From The New York Times, July 6, 1902:
The reminiscences of J. H. Stoddart recall an experience which came near being his undoing. It was during the run of “A Celebrated Case,” in 1878, in which Mr. Stoddart played the role of the Sergeant.
“I have reason to remember his character,” writes the actor. “In the prologue I had a scene with Mrs. Booth, who played wife of Jean Renaud, the hero, in the course of which she was supposed to give me, as the Sergeant, a cup of wine, which I had to swallow. It so happened that the property man had been using kerosene on the stage during the day, and had left the bottle containing that liquid upon the dresser, where Mrs. Booth was in the habit of finding the drink for the Sergeant. During the business she poured a full cup from this bottle, handed it to me, and I swallowed the contents at a gulp.
“‘Oh, Lord!’ I said, as I received the potion.
“‘What have I done?’ asked Mrs. Booth under her breath.
“I could only gasp out ‘Kerosene!’ and made a hasty exit. For almost a week every one who came within range of my breath sniffed and inquired if I detected the odor of coal oil.”
From The New York Times, February 14, 1922:
Miss Christine Norman appeared in her part in “The Nest” at the Forty-eighth Street Theatre at the holiday matinee yesterday afternoon and, presumably, will continue to appear for the duration of the play, but for some time last Saturday night and Sunday it was doubtful when, if ever, she would come back to the stage. She had looked upon property wine when it was not property wine and found that not even stage beverages are always harmless these days.
In the first act of “The Nest” Miss Norman drinks two glasses of supposed champagne. Usually she tosses them off with every evidence of relish, one almost immediately after the other.
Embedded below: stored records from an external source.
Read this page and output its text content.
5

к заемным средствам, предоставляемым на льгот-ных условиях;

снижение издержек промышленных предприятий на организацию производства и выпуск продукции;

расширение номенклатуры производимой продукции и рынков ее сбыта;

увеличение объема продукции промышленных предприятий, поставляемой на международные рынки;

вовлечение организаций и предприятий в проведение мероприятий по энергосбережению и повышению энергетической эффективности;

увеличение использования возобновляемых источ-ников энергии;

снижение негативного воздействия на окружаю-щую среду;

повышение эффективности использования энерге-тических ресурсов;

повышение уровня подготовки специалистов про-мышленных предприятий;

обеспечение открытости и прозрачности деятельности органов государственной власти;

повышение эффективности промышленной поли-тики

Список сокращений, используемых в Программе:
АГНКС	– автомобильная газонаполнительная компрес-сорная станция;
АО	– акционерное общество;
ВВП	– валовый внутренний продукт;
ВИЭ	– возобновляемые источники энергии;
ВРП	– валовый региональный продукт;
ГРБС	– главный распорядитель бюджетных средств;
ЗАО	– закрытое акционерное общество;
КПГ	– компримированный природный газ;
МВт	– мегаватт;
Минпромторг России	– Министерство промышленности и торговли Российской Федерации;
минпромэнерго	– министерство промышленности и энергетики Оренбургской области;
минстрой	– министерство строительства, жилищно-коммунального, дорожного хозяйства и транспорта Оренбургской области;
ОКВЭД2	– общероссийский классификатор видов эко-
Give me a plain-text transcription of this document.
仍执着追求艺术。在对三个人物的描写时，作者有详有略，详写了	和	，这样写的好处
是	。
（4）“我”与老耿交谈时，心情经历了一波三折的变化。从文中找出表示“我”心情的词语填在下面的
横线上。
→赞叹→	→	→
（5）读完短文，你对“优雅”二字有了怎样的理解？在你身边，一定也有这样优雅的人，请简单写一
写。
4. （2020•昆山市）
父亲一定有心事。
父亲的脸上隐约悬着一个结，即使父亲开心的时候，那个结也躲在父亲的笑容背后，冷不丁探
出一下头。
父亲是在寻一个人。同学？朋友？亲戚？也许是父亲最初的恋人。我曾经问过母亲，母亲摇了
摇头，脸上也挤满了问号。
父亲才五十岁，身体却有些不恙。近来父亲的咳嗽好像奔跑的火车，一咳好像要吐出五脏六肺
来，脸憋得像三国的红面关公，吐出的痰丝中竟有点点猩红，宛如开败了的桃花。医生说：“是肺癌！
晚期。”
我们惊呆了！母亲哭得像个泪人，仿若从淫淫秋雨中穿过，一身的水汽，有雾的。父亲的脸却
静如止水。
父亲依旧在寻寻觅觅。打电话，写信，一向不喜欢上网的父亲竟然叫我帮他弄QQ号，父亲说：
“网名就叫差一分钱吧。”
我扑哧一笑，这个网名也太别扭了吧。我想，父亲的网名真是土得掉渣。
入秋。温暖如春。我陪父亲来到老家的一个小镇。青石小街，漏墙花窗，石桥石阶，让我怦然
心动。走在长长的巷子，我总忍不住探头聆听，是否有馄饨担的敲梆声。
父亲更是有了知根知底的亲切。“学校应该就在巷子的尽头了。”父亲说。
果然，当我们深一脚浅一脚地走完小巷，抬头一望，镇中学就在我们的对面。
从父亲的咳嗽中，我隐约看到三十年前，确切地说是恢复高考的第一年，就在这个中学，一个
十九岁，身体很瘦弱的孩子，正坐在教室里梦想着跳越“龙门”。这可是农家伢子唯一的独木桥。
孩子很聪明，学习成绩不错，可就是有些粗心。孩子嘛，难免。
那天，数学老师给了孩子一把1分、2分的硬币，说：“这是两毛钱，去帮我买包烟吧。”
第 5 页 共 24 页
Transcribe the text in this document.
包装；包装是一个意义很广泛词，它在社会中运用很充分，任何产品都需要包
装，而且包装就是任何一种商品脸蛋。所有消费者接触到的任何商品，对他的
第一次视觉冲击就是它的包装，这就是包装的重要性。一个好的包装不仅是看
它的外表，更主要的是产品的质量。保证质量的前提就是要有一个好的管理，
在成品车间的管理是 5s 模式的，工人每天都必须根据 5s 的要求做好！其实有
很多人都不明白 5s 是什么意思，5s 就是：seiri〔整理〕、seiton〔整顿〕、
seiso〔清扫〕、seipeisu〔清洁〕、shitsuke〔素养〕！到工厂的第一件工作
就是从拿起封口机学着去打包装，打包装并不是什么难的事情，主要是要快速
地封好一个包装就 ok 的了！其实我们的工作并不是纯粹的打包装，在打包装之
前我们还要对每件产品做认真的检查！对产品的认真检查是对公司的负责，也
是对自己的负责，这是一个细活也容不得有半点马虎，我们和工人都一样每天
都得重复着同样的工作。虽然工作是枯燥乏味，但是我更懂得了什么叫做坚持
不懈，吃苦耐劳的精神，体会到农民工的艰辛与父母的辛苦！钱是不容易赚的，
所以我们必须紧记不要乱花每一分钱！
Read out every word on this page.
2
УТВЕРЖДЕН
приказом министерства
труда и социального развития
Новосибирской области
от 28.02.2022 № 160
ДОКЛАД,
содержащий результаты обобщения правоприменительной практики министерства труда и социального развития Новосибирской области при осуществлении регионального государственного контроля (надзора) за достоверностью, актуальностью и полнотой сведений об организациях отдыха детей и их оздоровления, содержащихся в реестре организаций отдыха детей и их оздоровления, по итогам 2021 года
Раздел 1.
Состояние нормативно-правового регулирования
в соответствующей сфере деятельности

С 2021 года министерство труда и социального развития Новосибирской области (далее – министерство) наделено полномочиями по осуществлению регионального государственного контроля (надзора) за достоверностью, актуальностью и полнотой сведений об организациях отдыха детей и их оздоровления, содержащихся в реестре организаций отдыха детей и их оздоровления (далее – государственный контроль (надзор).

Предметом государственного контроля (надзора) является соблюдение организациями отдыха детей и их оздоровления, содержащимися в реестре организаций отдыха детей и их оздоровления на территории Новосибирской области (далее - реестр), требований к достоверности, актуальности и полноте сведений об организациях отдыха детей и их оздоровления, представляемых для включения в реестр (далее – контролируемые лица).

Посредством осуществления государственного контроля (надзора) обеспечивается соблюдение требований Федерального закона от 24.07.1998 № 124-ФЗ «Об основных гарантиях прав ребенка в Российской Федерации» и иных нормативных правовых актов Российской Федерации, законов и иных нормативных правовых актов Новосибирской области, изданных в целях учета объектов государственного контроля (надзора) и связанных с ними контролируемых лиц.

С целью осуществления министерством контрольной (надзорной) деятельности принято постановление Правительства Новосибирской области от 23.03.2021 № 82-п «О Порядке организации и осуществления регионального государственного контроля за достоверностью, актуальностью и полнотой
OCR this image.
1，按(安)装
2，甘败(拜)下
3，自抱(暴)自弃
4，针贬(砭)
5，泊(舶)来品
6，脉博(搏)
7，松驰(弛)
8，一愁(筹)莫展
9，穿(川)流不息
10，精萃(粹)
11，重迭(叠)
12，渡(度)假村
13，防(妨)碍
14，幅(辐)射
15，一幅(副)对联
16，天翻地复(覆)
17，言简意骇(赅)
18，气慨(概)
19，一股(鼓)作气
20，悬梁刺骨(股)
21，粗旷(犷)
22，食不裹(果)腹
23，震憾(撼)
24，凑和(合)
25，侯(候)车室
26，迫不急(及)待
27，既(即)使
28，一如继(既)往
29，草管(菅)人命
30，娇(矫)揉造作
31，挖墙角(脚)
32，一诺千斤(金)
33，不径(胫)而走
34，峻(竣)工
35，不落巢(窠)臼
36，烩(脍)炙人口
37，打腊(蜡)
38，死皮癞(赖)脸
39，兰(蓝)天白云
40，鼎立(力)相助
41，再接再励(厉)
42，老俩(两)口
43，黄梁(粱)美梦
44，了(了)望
But at last Saturday evening’s performance the first glass almost choked her. It burned and she gasped, hardly able to continue her role. When she was offered the second glass, according to the text of the play, she hurriedly improvised the line “No, thank you, no more!” and the audience did not know why she was so emphatic. They merely thought that she did not want another drink, and she didn’t, for the “champagne” she had drunk was furniture polish. An assistant property man had made a mistake and put the wrong bottle where the maid, who brought it on the stage, usually found a bottle containing a harmless liquid that looked like champagne.
Although Miss Norman was made ill by the furniture polish, she fought through the performance without betraying her condition to the audience. When she reached her home Saturday night she sent for Dr. Elliott C. Burrows of 1 West Sixty-ninth Street, who found her suffering acutely and said that only the oil in the polish, which counteracted the effect of the other chemicals, had prevented a critical and perhaps fatal illness. As it was, Miss Norman spent some bad hours, and was still shaky yesterday afternoon.